The Lower Mekong region — comprising Cambodia, Laos, Thailand and Vietnam — is united by a common natural heritage of forests, floodplains, and inland waterways. The Mekong River and its tributaries provide water, food, energy, and transportation to over 60 million inhabitants and sustain one of the most bio-diverse ecosystems on earth. In July 2009, the United States joined these countries to launch the Lower Mekong Initiative to promote cooperation on issues of regional importance. Since then, the United States has launched or expanded a number of projects to promote better management of these natural resources, a key to the sustainable development of the region.
Strengthening Water Management: The Mississippi River Commission and the Mekong River Commission launched a “sister-river partnership” in 2010 to promote cooperation and share best practices in areas such as integrated floodplain management, climate change adaptation, and sustainable basin development.
Cleaning up waterways: In 2010, the United States joined with the Mekong River Commission and local communities to improve regional coordination in managing pollution from agricultural and mining runoff, sewage, and waste-water as well as industrial pollution.

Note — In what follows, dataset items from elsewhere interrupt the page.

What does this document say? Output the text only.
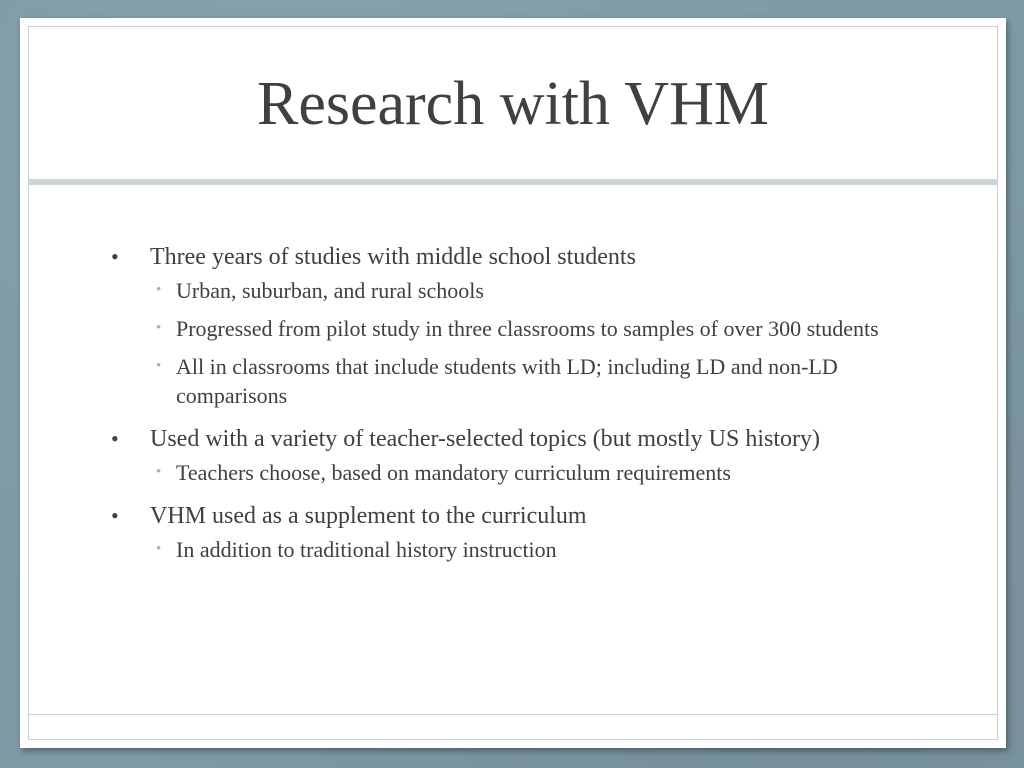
Research with VHM
• Three years of studies with middle school students
• Urban, suburban, and rural schools
• Progressed from pilot study in three classrooms to samples of over 300 students
• All in classrooms that include students with LD; including LD and non-LD comparisons
• Used with a variety of teacher-selected topics (but mostly US history)
• Teachers choose, based on mandatory curriculum requirements
• VHM used as a supplement to the curriculum
• In addition to traditional history instruction
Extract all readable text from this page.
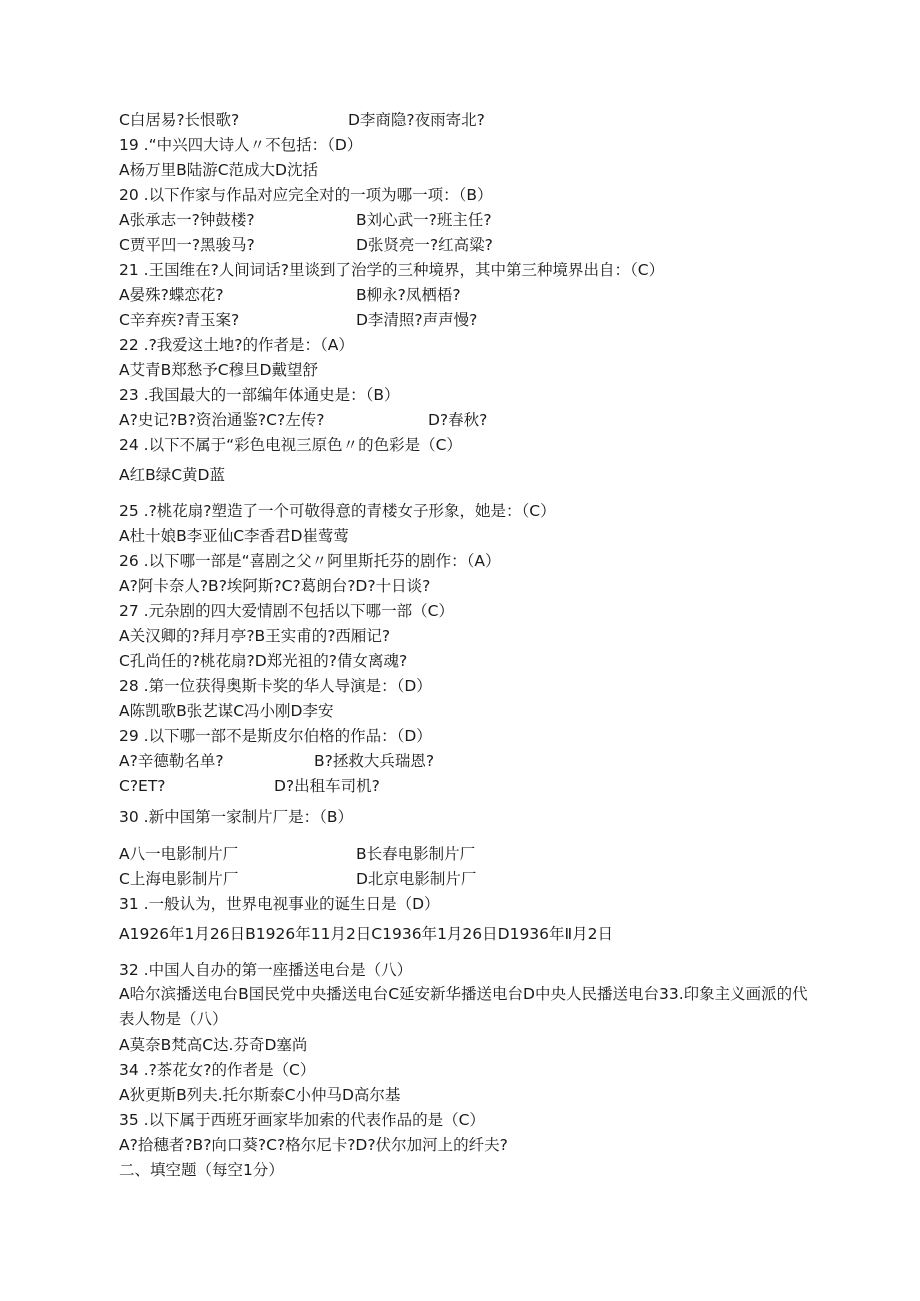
C白居易?长恨歌?	D李商隐?夜雨寄北?
19 .“中兴四大诗人〃不包括：（D）
A杨万里B陆游C范成大D沈括
20 .以下作家与作品对应完全对的一项为哪一项：（B）
A张承志一?钟鼓楼?	B刘心武一?班主任?
C贾平凹一?黑骏马?	D张贤亮一?红高粱?
21 .王国维在?人间词话?里谈到了治学的三种境界，其中第三种境界出自：（C）
A晏殊?蝶恋花?	B柳永?凤栖梧?
C辛弃疾?青玉案?	D李清照?声声慢?
22 .?我爱这土地?的作者是：（A）
A艾青B郑愁予C穆旦D戴望舒
23 .我国最大的一部编年体通史是：（B）
A?史记?B?资治通鉴?C?左传?	D?春秋?
24 .以下不属于“彩色电视三原色〃的色彩是（C）
A红B绿C黄D蓝
25 .?桃花扇?塑造了一个可敬得意的青楼女子形象，她是：（C）
A杜十娘B李亚仙C李香君D崔莺莺
26 .以下哪一部是“喜剧之父〃阿里斯托芬的剧作：（A）
A?阿卡奈人?B?埃阿斯?C?葛朗台?D?十日谈?
27 .元杂剧的四大爱情剧不包括以下哪一部（C）
A关汉卿的?拜月亭?B王实甫的?西厢记?
C孔尚任的?桃花扇?D郑光祖的?倩女离魂?
28 .第一位获得奥斯卡奖的华人导演是：（D）
A陈凯歌B张艺谋C冯小刚D李安
29 .以下哪一部不是斯皮尔伯格的作品：（D）
A?辛德勒名单?	B?拯救大兵瑞恩?
C?ET?	D?出租车司机?
30 .新中国第一家制片厂是：（B）
A八一电影制片厂	B长春电影制片厂
C上海电影制片厂	D北京电影制片厂
31 .一般认为，世界电视事业的诞生日是（D）
A1926年1月26日B1926年11月2日C1936年1月26日D1936年Ⅱ月2日
32 .中国人自办的第一座播送电台是（八）
A哈尔滨播送电台B国民党中央播送电台C延安新华播送电台D中央人民播送电台33.印象主义画派的代表人物是（八）
A莫奈B梵高C达.芬奇D塞尚
34 .?茶花女?的作者是（C）
A狄更斯B列夫.托尔斯泰C小仲马D高尔基
35 .以下属于西班牙画家毕加索的代表作品的是（C）
A?拾穗者?B?向口葵?C?格尔尼卡?D?伏尔加河上的纤夫?
二、填空题（每空1分）
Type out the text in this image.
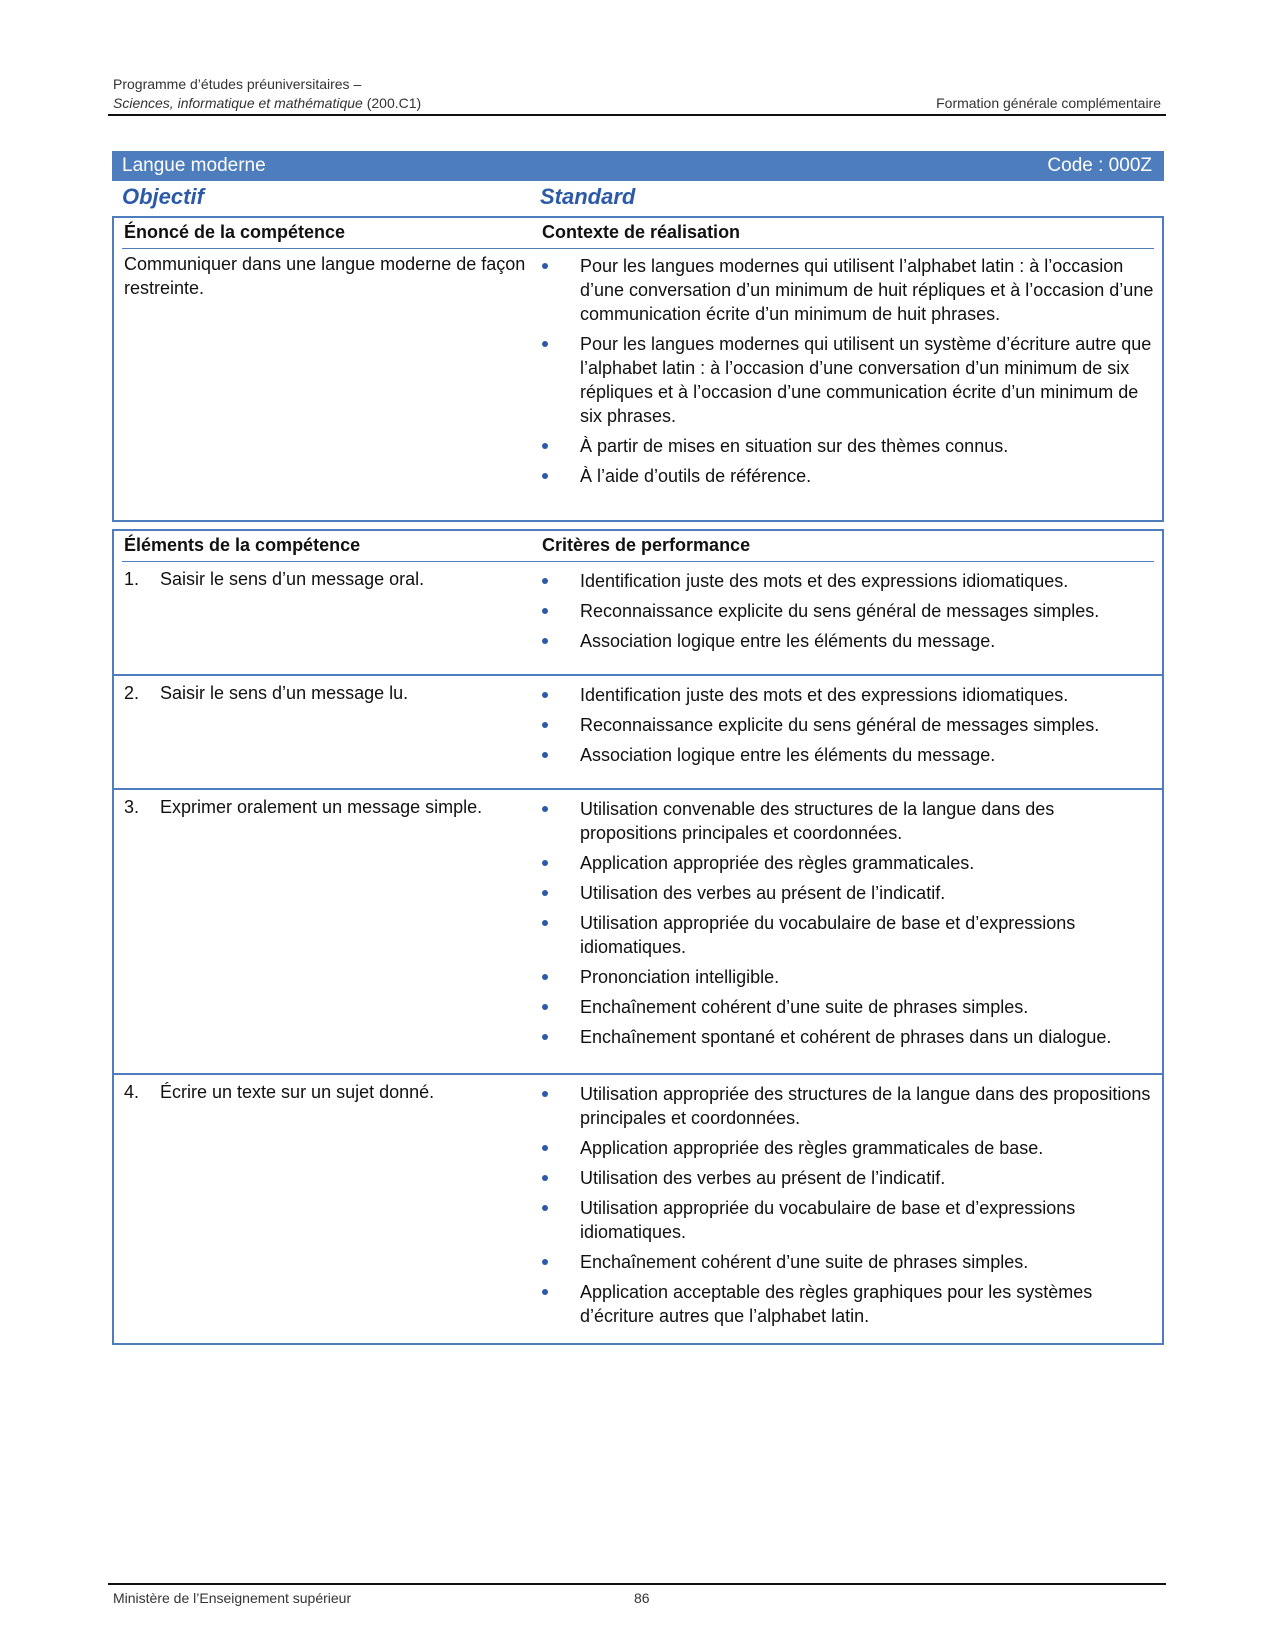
Programme d’études préuniversitaires –
Sciences, informatique et mathématique (200.C1)	Formation générale complémentaire
Langue moderne	Code : 000Z
Objectif	Standard
Énoncé de la compétence	Contexte de réalisation
Communiquer dans une langue moderne de façon restreinte.
Pour les langues modernes qui utilisent l’alphabet latin : à l’occasion d’une conversation d’un minimum de huit répliques et à l’occasion d’une communication écrite d’un minimum de huit phrases.
Pour les langues modernes qui utilisent un système d’écriture autre que l’alphabet latin : à l’occasion d’une conversation d’un minimum de six répliques et à l’occasion d’une communication écrite d’un minimum de six phrases.
À partir de mises en situation sur des thèmes connus.
À l’aide d’outils de référence.
Éléments de la compétence	Critères de performance
1.	Saisir le sens d’un message oral.	Identification juste des mots et des expressions idiomatiques.
Reconnaissance explicite du sens général de messages simples.
Association logique entre les éléments du message.
2.	Saisir le sens d’un message lu.	Identification juste des mots et des expressions idiomatiques.
Reconnaissance explicite du sens général de messages simples.
Association logique entre les éléments du message.
3.	Exprimer oralement un message simple.	Utilisation convenable des structures de la langue dans des propositions principales et coordonnées.
Application appropriée des règles grammaticales.
Utilisation des verbes au présent de l’indicatif.
Utilisation appropriée du vocabulaire de base et d’expressions idiomatiques.
Prononciation intelligible.
Enchaînement cohérent d’une suite de phrases simples.
Enchaînement spontané et cohérent de phrases dans un dialogue.
4.	Écrire un texte sur un sujet donné.	Utilisation appropriée des structures de la langue dans des propositions principales et coordonnées.
Application appropriée des règles grammaticales de base.
Utilisation des verbes au présent de l’indicatif.
Utilisation appropriée du vocabulaire de base et d’expressions idiomatiques.
Enchaînement cohérent d’une suite de phrases simples.
Application acceptable des règles graphiques pour les systèmes d’écriture autres que l’alphabet latin.
Ministère de l’Enseignement supérieur	86
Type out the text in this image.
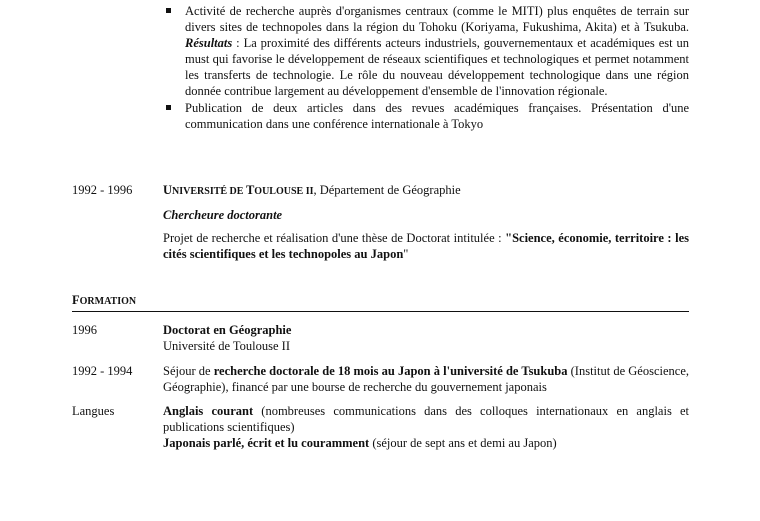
Activité de recherche auprès d'organismes centraux (comme le MITI) plus enquêtes de terrain sur divers sites de technopoles dans la région du Tohoku (Koriyama, Fukushima, Akita) et à Tsukuba. Résultats : La proximité des différents acteurs industriels, gouvernementaux et académiques est un must qui favorise le développement de réseaux scientifiques et technologiques et permet notamment les transferts de technologie. Le rôle du nouveau développement technologique dans une région donnée contribue largement au développement d'ensemble de l'innovation régionale.
Publication de deux articles dans des revues académiques françaises. Présentation d'une communication dans une conférence internationale à Tokyo
1992 - 1996	UNIVERSITÉ DE TOULOUSE II, Département de Géographie
Chercheure doctorante
Projet de recherche et réalisation d'une thèse de Doctorat intitulée : "Science, économie, territoire : les cités scientifiques et les technopoles au Japon"
FORMATION
1996	Doctorat en Géographie
Université de Toulouse II
1992 - 1994	Séjour de recherche doctorale de 18 mois au Japon à l'université de Tsukuba (Institut de Géoscience, Géographie), financé par une bourse de recherche du gouvernement japonais
Langues	Anglais courant (nombreuses communications dans des colloques internationaux en anglais et publications scientifiques)
Japonais parlé, écrit et lu couramment (séjour de sept ans et demi au Japon)
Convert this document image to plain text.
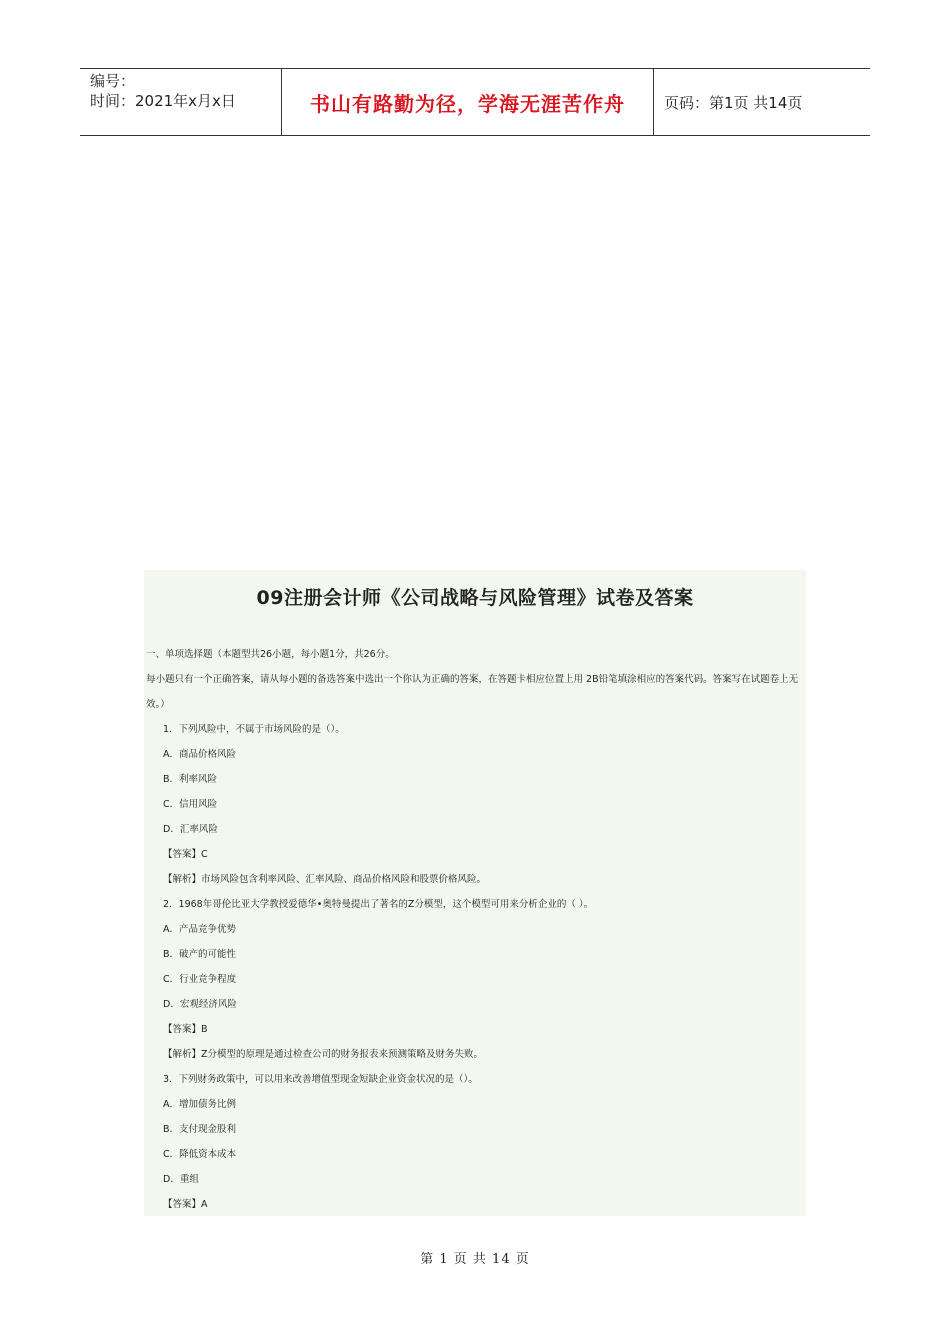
编号：
时间：2021年x月x日	书山有路勤为径，学海无涯苦作舟	页码：第1页 共14页
09注册会计师《公司战略与风险管理》试卷及答案
一、单项选择题（本题型共26小题，每小题1分，共26分。
每小题只有一个正确答案，请从每小题的备选答案中选出一个你认为正确的答案，在答题卡相应位置上用 2B铅笔填涂相应的答案代码。答案写在试题卷上无效。）
1．下列风险中，不属于市场风险的是（）。
A．商品价格风险
B．利率风险
C．信用风险
D．汇率风险
【答案】C
【解析】市场风险包含利率风险、汇率风险、商品价格风险和股票价格风险。
2．1968年哥伦比亚大学教授爱德华•奥特曼提出了著名的Z分模型，这个模型可用来分析企业的（ ）。
A．产品竞争优势
B．破产的可能性
C．行业竞争程度
D．宏观经济风险
【答案】B
【解析】Z分模型的原理是通过检查公司的财务报表来预测策略及财务失败。
3．下列财务政策中，可以用来改善增值型现金短缺企业资金状况的是（）。
A．增加债务比例
B．支付现金股利
C．降低资本成本
D．重组
【答案】A
第 1 页 共 14 页
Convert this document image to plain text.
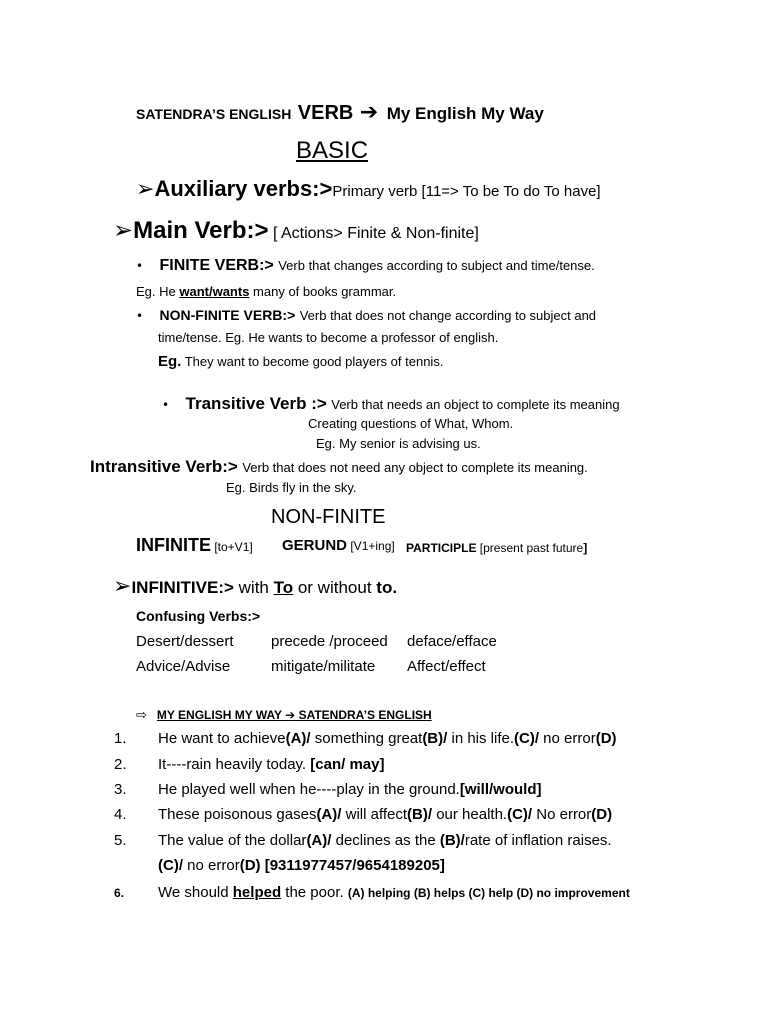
SATENDRA’S ENGLISH VERB ➔ My English My Way
BASIC
➢Auxiliary verbs:>Primary verb [11=> To be To do To have]
➢Main Verb:> [ Actions> Finite & Non-finite]
• FINITE VERB:> Verb that changes according to subject and time/tense.
Eg. He want/wants many of books grammar.
• NON-FINITE VERB:> Verb that does not change according to subject and
time/tense. Eg. He wants to become a professor of english.
Eg. They want to become good players of tennis.
• Transitive Verb :> Verb that needs an object to complete its meaning
Creating questions of What, Whom.
Eg. My senior is advising us.
Intransitive Verb:> Verb that does not need any object to complete its meaning.
Eg. Birds fly in the sky.
NON-FINITE
INFINITE [to+V1] GERUND [V1+ing] PARTICIPLE [present past future]
➢INFINITIVE:> with To or without to.
Confusing Verbs:>
Desert/dessert precede /proceed deface/efface
Advice/Advise	mitigate/militate Affect/effect
⇨ MY ENGLISH MY WAY ➔ SATENDRA’S ENGLISH
1. He want to achieve(A)/ something great(B)/ in his life.(C)/ no error(D)
2. It----rain heavily today. [can/ may]
3. He played well when he----play in the ground.[will/would]
4. These poisonous gases(A)/ will affect(B)/ our health.(C)/ No error(D)
5. The value of the dollar(A)/ declines as the (B)/rate of inflation raises.
(C)/ no error(D) [9311977457/9654189205]
6. We should helped the poor. (A) helping (B) helps (C) help (D) no improvement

Protecting Forests: National Park Service staff developed a dynamic, field-level exchange program to provide land management, stewardship, and law enforcement training for rangers in Cambodia’s Samlaut Protected Area, part of a sister-park relationship to build local capacity to protect this ecosystem from deforestation, wildlife trafficking, and other illicit activities.
Building Science Partnerships: In December 2009, the U.S. Geological Survey and Vietnam’s Can Tho University brought together scientists and experts from throughout the region to share information on the impact of climate change and human activities on the ecology and food security of the Mekong basin.
Advancing Clean Energy: Through the Methane-to-Markets Partnership initiative, the U.S. Environmental Protection Agency is working with the livestock and food processing industries in Thailand and Vietnam to capture methane release from swine farms and convert it into electricity, thus reducing greenhouse gas emissions.